Ja, endlich! Der MacPro erscheint mit Silicon-Chip. Wurde auch langsam Zeit. Zwei Jahre hatten sie für diese Transformation versprochen. Andererseits… Apple hat nie gesagt, wo das Jahr vergeht. Nimmt man ein Mars-Jahr mit 687 (Erden-) Tagen, dann liegt Apple weit vor dem Zeitplan! Das einfachste Modell des neuen MacBook Air in 15 Zoll kostet 1.600 Euro, was ein angemessener Preis und verlockend sein dürfte. Also Daumen hoch! Nehme ich das Top-Modell mit 24 GB-Arbeitsspeicher und 2 TB-Festplatte, dann kostet das Gerät schon 3.000 Euro und ich bin genau beim einfachsten MacBook Pro mit 16 Zoll. Daumen runter. Der neue Mac Studio mit dem neuen Chip M2 Ultra. Wie erwartet.

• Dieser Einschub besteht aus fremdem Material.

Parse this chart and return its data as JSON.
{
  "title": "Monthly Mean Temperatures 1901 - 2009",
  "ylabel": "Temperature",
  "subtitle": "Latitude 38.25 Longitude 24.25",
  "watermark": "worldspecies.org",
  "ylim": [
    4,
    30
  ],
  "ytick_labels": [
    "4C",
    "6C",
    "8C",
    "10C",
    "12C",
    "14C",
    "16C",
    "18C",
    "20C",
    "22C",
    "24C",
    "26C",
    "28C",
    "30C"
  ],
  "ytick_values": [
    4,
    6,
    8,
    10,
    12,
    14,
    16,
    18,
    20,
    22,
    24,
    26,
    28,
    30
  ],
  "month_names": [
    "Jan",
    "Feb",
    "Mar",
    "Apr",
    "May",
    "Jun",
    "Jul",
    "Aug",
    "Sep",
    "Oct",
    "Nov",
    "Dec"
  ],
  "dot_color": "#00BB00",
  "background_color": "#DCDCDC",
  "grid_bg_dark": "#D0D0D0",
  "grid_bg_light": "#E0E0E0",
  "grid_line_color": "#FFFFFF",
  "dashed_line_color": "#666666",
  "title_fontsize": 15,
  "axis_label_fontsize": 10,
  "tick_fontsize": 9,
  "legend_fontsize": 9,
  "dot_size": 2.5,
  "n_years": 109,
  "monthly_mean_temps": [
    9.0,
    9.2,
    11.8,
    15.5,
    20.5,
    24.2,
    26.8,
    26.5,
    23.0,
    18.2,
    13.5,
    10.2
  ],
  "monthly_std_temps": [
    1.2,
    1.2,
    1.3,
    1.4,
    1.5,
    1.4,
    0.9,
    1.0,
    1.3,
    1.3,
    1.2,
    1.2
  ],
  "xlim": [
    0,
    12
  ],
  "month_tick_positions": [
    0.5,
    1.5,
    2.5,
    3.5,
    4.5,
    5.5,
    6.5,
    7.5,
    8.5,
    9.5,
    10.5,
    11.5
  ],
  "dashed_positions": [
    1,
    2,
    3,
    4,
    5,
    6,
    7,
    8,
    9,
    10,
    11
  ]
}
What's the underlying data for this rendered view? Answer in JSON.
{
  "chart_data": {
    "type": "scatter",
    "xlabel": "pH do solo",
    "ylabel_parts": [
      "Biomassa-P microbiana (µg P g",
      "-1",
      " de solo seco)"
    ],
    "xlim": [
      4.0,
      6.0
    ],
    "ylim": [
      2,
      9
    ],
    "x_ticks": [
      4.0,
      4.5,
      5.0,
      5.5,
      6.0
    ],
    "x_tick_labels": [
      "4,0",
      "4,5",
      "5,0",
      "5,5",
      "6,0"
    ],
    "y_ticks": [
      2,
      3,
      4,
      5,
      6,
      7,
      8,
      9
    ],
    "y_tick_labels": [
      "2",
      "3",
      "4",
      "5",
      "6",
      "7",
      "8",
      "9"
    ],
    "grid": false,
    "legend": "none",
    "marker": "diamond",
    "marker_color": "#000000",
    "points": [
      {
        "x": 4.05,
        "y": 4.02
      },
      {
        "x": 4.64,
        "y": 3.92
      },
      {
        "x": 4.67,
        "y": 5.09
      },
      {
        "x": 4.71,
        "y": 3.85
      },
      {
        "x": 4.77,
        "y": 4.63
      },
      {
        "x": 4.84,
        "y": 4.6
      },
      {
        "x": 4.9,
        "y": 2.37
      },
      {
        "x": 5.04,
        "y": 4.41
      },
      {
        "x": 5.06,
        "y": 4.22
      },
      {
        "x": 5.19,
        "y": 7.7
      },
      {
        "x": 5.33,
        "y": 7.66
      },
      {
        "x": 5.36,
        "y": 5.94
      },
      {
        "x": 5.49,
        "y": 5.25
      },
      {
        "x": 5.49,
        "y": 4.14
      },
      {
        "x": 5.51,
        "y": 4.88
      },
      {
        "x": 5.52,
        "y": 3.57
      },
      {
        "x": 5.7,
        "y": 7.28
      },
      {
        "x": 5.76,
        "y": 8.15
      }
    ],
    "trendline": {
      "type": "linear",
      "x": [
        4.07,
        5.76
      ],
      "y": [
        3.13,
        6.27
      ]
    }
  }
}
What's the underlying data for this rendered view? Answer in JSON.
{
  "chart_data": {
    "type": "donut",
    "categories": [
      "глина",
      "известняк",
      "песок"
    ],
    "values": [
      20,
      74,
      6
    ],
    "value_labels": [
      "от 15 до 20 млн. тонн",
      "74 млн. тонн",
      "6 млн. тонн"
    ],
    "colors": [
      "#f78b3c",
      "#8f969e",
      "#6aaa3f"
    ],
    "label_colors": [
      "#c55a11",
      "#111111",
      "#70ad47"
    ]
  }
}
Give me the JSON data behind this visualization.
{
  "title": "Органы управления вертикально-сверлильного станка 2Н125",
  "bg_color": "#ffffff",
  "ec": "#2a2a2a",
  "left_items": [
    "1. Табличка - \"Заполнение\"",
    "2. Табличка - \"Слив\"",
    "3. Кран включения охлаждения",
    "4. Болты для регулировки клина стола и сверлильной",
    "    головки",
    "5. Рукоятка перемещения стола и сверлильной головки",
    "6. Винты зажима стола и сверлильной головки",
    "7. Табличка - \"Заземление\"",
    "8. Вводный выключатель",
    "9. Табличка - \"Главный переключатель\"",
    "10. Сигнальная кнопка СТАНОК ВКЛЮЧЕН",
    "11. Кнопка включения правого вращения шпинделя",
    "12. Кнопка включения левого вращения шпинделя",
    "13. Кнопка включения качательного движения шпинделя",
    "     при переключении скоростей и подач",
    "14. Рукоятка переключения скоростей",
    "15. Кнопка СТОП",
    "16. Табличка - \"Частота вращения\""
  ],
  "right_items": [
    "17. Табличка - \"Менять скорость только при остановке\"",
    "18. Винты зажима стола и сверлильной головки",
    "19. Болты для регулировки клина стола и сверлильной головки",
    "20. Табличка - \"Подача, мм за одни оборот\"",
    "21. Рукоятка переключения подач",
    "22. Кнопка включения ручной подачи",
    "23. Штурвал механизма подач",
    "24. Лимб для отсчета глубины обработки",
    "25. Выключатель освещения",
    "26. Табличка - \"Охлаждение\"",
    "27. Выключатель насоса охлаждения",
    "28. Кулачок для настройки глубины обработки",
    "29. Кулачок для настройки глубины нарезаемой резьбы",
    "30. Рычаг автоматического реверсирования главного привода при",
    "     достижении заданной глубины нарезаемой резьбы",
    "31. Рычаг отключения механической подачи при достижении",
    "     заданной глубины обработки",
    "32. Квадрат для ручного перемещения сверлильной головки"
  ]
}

Tops iPadOS: Widgets, Health und Lock Screens

(Bild: Apple)

Interaktive Widgets mit Quick-Actions. Was sich anhört, wie der gescheiterte Versuch einer Kommunikation könnte interessant sein. Und endlich gibt es die Health-App auf dem großen Display des iPads. Danke, Apple! Auch die neuen Lock Screens (sagen wir besser: die neuen Lock Screen-Möglichkeiten) sehen chic aus!

Flops iPadOS: PDF

Ich nenne nur ein Jahr: 1992. Seitdem gibt es das Portable Document Format. Nur 31 Jahre später… lassen wir das!

Tops MacOS: Widgets, GameMode und WebApp

MacOS

Die Widgets auf dem Mac sind deutlich aufgemotzt, frei platzierbar und bei Nicht-Verwendung treten sie freiwillig in den Hintergrund (,was man von Apple allgemein nicht behaupten kann). Gut so! Es soll einen neuen Spiele-Modus für den Mac geben, der zum Beispiel Latenzen verringert. Wenn das klappt: Super! In Safari gibt es wohl einige nette Kleinigkeiten wie verschiedene Accounts (zum Beispiel beruflich und privat), (noch) besseren Schutz vor Trackern, die beste aus meiner Sicht: Ich kann jede Webseite als Web-App abspeichern, auch im Dock. Das wird mein Leben einfacher machen!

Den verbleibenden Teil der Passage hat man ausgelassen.